Kitabın üçüncü bölümü Fetih Karşısındaki Direnişler (39-57) ismini taşır. Bir önceki bölümlerde İskender’in ilerlemekte olan kararlılığından bahsettiği için, bu fetihlerin sürekli olmadığını, bazı direnişlerin var olduğu ve bu direnişler sonucunda fetihlerin yavaşladığı ifade etmek ederek var olan siyasi atmosferi bu şekilde belirtmek istemiştir. Özellikle Dareios ile Ahamenid ordularının direnişleriyle karşılaştığı üzerinde durmuştur. Bu direnişleri ilk olarak karşı güçlerdeki orduları hakkında sayısal verilerde bulunmuştur. Bu durum karşısında İskender’in kumandasındaki ordudan ve karşı karşıya geldiklerinde izledikleri yöntemlerden bahsetmiştir. Briant, bu bölümü incelerken orduların artıları ve eksileri üzerinde durmuş; savaşı kazanma sebepleri ve kaybetme nedenlerinden de bahsetmiştir. Kullanmış olduğu bu yöntemle teorik bilgilerle birlikte olgusal olarak da metinleri değerlendirmiştir.

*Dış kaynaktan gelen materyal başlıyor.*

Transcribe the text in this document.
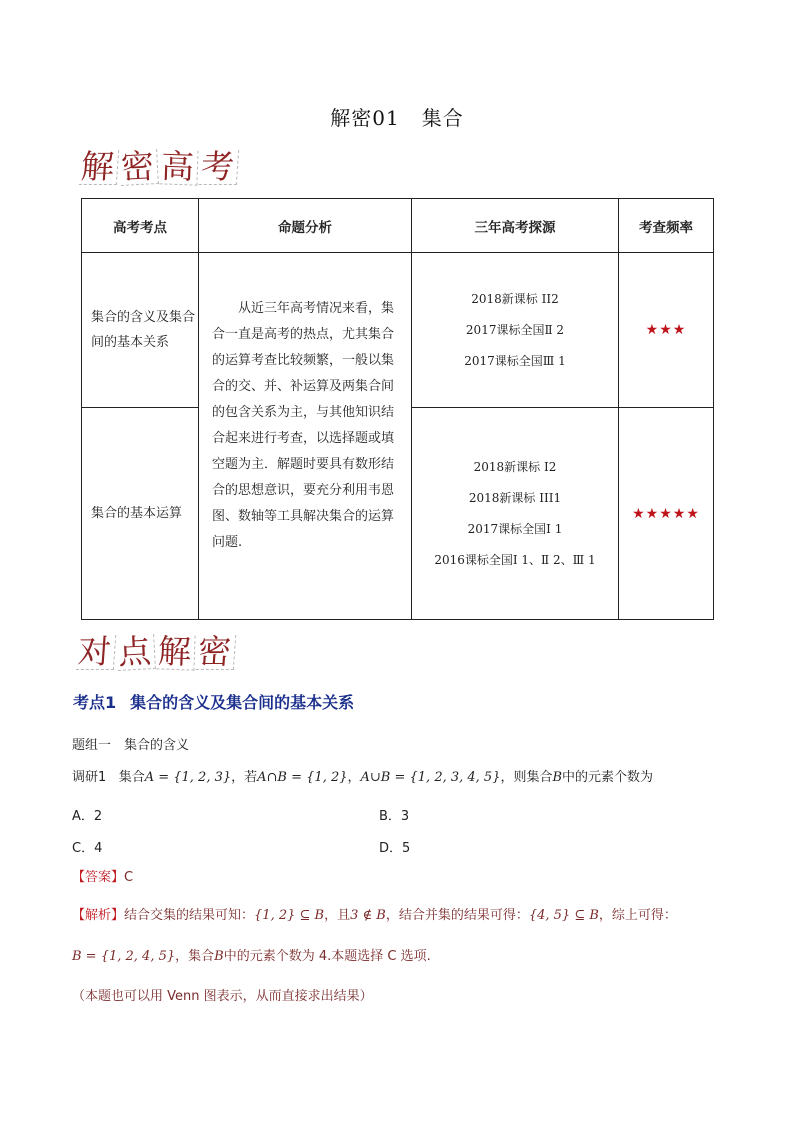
解密01 集合
解 密 高 考
高考考点	命题分析	三年高考探源	考查频率
集合的含义及集合间的基本关系	从近三年高考情况来看，集合一直是高考的热点，尤其集合的运算考查比较频繁，一般以集合的交、并、补运算及两集合间的包含关系为主，与其他知识结合起来进行考查，以选择题或填空题为主．解题时要具有数形结合的思想意识，要充分利用韦恩图、数轴等工具解决集合的运算问题.	2018新课标 II2
2017课标全国Ⅱ 2
2017课标全国Ⅲ 1	★★★
集合的基本运算		2018新课标 I2
2018新课标 III1
2017课标全国Ⅰ 1
2016课标全国Ⅰ 1、Ⅱ 2、Ⅲ 1	★★★★★
对 点 解 密
考点1 集合的含义及集合间的基本关系
题组一　集合的含义
调研1 集合A = {1, 2, 3}，若A∩B = {1, 2}，A∪B = {1, 2, 3, 4, 5}，则集合B中的元素个数为
A．2	B．3
C．4	D．5
【答案】C
【解析】结合交集的结果可知：{1, 2} ⊆ B，且3 ∉ B，结合并集的结果可得：{4, 5} ⊆ B，综上可得：
B = {1, 2, 4, 5}，集合B中的元素个数为 4.本题选择 C 选项.
（本题也可以用 Venn 图表示，从而直接求出结果）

Fethedilen Bölgelerin İdaresi, Savunması ve Kullanımı (58-81) adını taşıyan dördüncü bölümde, imparatorluğun nasıl yönetildiği ve İskender’in bu konuda benimsediği ve uyguladığı siyasetin yönetimde ne kadar etkili olduğu üzerinde durulmuştur. Bu bölümde soru cevap tekniğinden faydalanan yazar, bu sorular çerçevesinde antikçağ yazarlarından faydalanmıştır. Bununla birlikte, kraliyet içerisindeki otoritelerden ve derecelerinden bahsederek satraplık idaresi üzerinde durmuş, eserde yararlandığı bazı yazarların idare sistemi hakkında düşüncelerini direkt olarak bahsetmiştir. Aynı zamanda yönetiminden bahsettiği kentin durumuna da değinmiştir. Sahip oldukları toprakların kontrolünü ve nüfusun gözetimi üzerinde duran yazar, kentleşme ve nüfusuna değinmiştir. Aynı zamanda fetihlerin bu doğrultuda ilerlediğini ifade ederek farklı düşüncelerde olan yazarlara da değinmiştir. Bir nevi eleştiri yöntemi de kullanılmıştır. Fetihlerle iktisadi gelişmeleri bölümün ayrı bir başlığı olarak ele alan yazar, bu bölümü anlatmanın araştırmayı daha incelikli hale getirdiğini düşünmektedir. Antikçağın İskender tarihçilerinin iktisat konusuyla pek ilgilenmediklerini bunun sebebi olarak da fetih esnasında bu bilgilerin dağınık halde bulunmasından kaynaklı olduğunu açıklamıştır. Ek olarak yazarın bu bölümü İskender’in “yıkıcı” mıydı yoksa “kurucu” muydu sorularına yanıt arar nitelikte olduğunu söylemek mümkündür.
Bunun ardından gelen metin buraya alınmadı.